Il ne peut donc pas se faire que deux corps restent deux et qu’ils restent
cependant ensemble, à moins que l’un et l’autre ne conservent l’être distinct
qu’ils avaient auparavant, selon qu’ils étaient l’un et l’autre un être indivis
en soi et séparé des autres. Mais cet être distinct dépend des principes
essentiels de la chose comme de ses causes prochaines, et il dépend de Dieu
comme de sa cause première. Et parce que la cause première peut conserver
l’être à une chose sans l’action des causes secondes, comme one le voit par la
première proposition des Causes, il
s’ensuit que par la puissance divine et par elle seule il peut se faire que
l’accident existe sans le sujet, ainsi qu’on le voit au sacrement de l’autel,
et il peut se faire que l’être d’un corps demeure distinct d’un autre corps,
quoique sa matière ne soit distincte pour la situation de la matière d’un autre
corps ; et par conséquent il peut se faire miraculeusement que deux corps
existent simultanément dans un même lieu.
Article
4 : Un corps glorieux peut-il exister avec un autre corps glorieux dans un même
lieu ?
Objection
N°1. Il semble qu’un corps glorieux puisse exister avec un autre corps glorieux
dans un même lieu. Car, où il y a une subtilité plus grande, il y a moins de
résistance. Si donc un corps glorieux est plus subtil qu’un corps qui ne l’est
pas, il résistera moins au corps glorieux ; et par conséquent, si un corps
glorieux peut exister dans le même lieu avec un corps qui ne l’est pas, à plus
forte raison avec un autre qui l’est.
Réponse
à l’objection N°1 : Ce raisonnement suppose qu’un corps glorieux pourra exister
simultanément avec un autre corps dans un même lieu en raison de sa subtilité,
ce qui est faux.
Objection
N°2. Comme le corps qui est glorieux sera plus subtil qu’un corps qui ne l’est
pas, de même parmi les corps glorifiés, les uns seront plus subtils que
d’autres.
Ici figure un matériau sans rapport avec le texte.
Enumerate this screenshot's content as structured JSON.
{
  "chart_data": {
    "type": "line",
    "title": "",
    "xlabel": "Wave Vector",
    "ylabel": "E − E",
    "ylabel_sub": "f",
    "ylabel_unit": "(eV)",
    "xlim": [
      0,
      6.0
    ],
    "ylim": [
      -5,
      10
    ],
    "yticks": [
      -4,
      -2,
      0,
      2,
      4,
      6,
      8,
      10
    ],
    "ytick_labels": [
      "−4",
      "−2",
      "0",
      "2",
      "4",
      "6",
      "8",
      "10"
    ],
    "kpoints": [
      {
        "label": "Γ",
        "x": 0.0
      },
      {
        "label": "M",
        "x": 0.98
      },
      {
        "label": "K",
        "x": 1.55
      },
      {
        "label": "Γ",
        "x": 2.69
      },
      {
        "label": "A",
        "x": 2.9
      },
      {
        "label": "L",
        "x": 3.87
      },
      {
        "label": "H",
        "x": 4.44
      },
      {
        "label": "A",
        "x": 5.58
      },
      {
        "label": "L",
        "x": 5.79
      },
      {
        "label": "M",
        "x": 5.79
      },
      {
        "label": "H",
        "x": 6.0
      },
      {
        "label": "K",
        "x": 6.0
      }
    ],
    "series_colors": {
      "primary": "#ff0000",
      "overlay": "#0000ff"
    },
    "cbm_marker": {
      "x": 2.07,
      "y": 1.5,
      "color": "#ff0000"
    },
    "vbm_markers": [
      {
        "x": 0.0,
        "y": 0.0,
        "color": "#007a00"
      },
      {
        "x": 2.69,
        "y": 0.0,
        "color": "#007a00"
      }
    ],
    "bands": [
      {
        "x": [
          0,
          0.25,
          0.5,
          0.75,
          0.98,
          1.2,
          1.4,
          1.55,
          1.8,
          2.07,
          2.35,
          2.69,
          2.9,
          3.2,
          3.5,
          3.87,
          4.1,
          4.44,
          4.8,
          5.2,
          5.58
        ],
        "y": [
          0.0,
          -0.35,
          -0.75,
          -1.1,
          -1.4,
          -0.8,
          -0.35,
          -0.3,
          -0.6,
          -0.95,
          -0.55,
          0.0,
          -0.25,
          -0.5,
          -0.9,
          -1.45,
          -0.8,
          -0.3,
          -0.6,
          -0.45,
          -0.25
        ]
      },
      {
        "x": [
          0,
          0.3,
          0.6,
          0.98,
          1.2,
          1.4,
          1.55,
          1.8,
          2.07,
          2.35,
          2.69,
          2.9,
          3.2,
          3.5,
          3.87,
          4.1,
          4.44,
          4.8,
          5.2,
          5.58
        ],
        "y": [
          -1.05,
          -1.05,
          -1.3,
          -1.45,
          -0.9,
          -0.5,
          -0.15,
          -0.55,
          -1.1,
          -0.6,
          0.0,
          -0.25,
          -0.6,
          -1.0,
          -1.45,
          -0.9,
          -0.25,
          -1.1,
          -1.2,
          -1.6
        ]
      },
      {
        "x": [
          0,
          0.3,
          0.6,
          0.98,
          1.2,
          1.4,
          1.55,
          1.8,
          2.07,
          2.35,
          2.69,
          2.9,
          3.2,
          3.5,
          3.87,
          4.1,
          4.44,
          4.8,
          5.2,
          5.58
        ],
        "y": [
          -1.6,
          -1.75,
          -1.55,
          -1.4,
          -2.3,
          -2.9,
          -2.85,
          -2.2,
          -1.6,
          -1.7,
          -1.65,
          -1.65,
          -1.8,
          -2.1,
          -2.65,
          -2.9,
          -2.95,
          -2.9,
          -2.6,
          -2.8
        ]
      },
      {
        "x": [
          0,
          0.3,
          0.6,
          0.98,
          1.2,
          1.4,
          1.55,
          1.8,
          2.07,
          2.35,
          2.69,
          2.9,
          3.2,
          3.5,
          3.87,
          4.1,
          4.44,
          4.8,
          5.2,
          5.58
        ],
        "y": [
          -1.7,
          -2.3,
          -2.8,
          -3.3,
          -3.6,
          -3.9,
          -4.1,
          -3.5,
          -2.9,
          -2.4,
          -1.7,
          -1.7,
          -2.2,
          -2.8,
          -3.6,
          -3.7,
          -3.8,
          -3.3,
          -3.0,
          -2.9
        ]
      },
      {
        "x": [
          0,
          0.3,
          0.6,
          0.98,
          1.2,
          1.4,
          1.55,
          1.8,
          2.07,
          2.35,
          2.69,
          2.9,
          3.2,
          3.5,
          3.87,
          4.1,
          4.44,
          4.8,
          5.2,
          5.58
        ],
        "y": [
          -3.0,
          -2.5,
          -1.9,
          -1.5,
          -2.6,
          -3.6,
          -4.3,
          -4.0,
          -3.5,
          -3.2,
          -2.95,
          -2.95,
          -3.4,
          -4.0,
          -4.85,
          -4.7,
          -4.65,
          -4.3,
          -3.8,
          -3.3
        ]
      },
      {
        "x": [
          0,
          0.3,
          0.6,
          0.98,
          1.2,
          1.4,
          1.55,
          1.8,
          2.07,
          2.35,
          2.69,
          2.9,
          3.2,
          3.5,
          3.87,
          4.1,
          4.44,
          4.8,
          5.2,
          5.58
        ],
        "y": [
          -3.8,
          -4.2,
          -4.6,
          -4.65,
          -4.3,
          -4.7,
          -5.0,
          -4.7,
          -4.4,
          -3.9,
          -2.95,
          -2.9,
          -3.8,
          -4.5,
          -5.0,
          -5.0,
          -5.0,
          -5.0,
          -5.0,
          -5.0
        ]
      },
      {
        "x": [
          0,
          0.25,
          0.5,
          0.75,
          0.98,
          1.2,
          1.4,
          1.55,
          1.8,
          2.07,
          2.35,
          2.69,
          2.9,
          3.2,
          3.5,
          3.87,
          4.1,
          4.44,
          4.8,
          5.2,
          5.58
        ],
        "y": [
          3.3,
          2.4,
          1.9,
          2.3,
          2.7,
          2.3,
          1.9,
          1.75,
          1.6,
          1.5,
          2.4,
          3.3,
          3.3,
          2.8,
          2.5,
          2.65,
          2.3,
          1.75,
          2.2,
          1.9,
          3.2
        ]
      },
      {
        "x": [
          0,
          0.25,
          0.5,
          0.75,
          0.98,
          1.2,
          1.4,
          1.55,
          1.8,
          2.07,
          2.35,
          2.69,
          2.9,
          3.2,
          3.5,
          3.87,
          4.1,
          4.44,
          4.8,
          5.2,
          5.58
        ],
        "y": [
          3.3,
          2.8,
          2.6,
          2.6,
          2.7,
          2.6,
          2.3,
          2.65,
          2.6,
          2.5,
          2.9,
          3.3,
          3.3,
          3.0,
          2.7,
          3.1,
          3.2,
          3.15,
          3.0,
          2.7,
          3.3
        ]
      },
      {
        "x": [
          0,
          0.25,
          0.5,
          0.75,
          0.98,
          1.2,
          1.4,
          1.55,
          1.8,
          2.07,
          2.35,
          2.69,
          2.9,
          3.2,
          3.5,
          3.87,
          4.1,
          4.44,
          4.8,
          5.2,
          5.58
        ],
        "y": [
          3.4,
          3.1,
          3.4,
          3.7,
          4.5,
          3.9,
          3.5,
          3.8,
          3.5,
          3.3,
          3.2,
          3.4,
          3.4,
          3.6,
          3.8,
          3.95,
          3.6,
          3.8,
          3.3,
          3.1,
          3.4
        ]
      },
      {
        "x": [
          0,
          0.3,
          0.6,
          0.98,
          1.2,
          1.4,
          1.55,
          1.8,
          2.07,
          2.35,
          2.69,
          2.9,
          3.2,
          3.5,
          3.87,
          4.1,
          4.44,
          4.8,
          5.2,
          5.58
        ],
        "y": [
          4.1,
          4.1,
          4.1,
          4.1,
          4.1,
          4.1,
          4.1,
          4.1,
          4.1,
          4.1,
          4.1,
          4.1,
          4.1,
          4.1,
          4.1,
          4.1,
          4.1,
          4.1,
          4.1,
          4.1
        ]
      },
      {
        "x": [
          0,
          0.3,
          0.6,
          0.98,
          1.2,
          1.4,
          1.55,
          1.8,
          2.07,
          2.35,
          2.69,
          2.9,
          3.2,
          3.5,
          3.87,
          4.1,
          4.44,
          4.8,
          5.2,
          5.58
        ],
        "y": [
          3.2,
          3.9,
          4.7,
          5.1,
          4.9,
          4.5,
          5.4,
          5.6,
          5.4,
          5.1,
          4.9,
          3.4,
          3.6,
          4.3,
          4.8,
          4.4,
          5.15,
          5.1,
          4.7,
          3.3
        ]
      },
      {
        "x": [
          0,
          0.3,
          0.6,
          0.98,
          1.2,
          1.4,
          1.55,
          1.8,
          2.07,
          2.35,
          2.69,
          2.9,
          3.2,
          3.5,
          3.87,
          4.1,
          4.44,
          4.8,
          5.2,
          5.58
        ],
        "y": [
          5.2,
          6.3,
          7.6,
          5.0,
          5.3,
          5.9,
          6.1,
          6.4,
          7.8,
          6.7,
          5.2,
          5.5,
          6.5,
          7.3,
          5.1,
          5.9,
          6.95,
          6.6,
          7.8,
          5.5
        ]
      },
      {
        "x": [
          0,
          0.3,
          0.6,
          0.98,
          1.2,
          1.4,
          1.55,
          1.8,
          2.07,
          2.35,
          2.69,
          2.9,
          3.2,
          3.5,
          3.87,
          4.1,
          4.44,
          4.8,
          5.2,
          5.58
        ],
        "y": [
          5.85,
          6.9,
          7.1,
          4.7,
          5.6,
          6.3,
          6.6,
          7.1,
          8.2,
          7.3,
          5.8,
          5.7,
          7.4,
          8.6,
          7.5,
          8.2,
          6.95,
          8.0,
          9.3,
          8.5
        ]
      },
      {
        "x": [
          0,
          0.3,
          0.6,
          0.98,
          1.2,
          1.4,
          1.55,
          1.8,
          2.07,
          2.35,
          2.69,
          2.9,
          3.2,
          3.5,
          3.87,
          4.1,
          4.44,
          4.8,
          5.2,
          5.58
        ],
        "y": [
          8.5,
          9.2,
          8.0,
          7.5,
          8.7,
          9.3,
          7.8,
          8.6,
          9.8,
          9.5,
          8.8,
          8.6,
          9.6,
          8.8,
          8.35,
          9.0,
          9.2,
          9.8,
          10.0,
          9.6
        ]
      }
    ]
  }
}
Si donc un corps glorieux peut exister simultanément avec un corps
qui ne l’est pas, un corps glorieux plus subtil pour exister avec un corps qui
l’est moins.
Réponse
à l’objection N°2 : Il faut faire la même réponse que pour la première.
Objection
N°3. Le corps du ciel est subtil, et il sera alors glorifié. Or, le corps
glorieux d’un saint pourra exister simultanément avec le corps du ciel, parce
que les saints pourront descendre vers la terre et monter à leur gré. Donc deux
corps glorieux pourront exister ensemble.
Réponse
à l’objection N°3 : Le corps du ciel et les autres corps seront appelés
glorieux équivoquement, en tant qu’ils participeront d’une certaine manière à
la gloire, mais non dans le sens que les qualités des corps humains glorifiés
leur conviendront.
Mais
c’est le contraire. Les corps glorieux sont spirituels, c’est-à-dire semblables
aux esprits sous un rapport. Or, deux esprits ne peuvent exister simultanément
dans un même lieu, comme nous l’avons dit (liv. 1, dist. 37, quest. 3, art. 3
et 1a pars, quest. 52, art. 3). Deux corps glorieux ne pourront donc
exister simultanément dans un même lieu.
De
deux corps qui existent ensemble, l’un est pénétré par l’autre. Or, être
pénétré par un autre corps c’est une chose dégradante, qui ne pourra point du
tout exister dans les corps glorieux. Deux corps glorieux ne pourront donc pas
exister ensemble.
Conclusion
Quoique la puissance divine puisse faire que deux corps glorieux puissent
exister dans un même lieu (car cela ne pourrait point du tout se faire en
raison de leur propriété), comme on observera parmi les bienheureux l’ordre qui
doit exister, il n’est pas convenable que cela se fasse, et cela n’aura pas
lieu.
Il
faut répondre qu’un corps glorieux, en raison de ce que lui est propre, n’a pas
le pouvoir d’exister avec un autre corps glorieux dans un même lieu, comme il
n’a pas le pouvoir d’exister simultanément avec un corps non glorieux. Mais la
puissance divine pourrait faire que deux corps glorieux existassent ensemble en
deux corps non glorieux, ainsi qu’un corps glorieux et un corps non glorieux.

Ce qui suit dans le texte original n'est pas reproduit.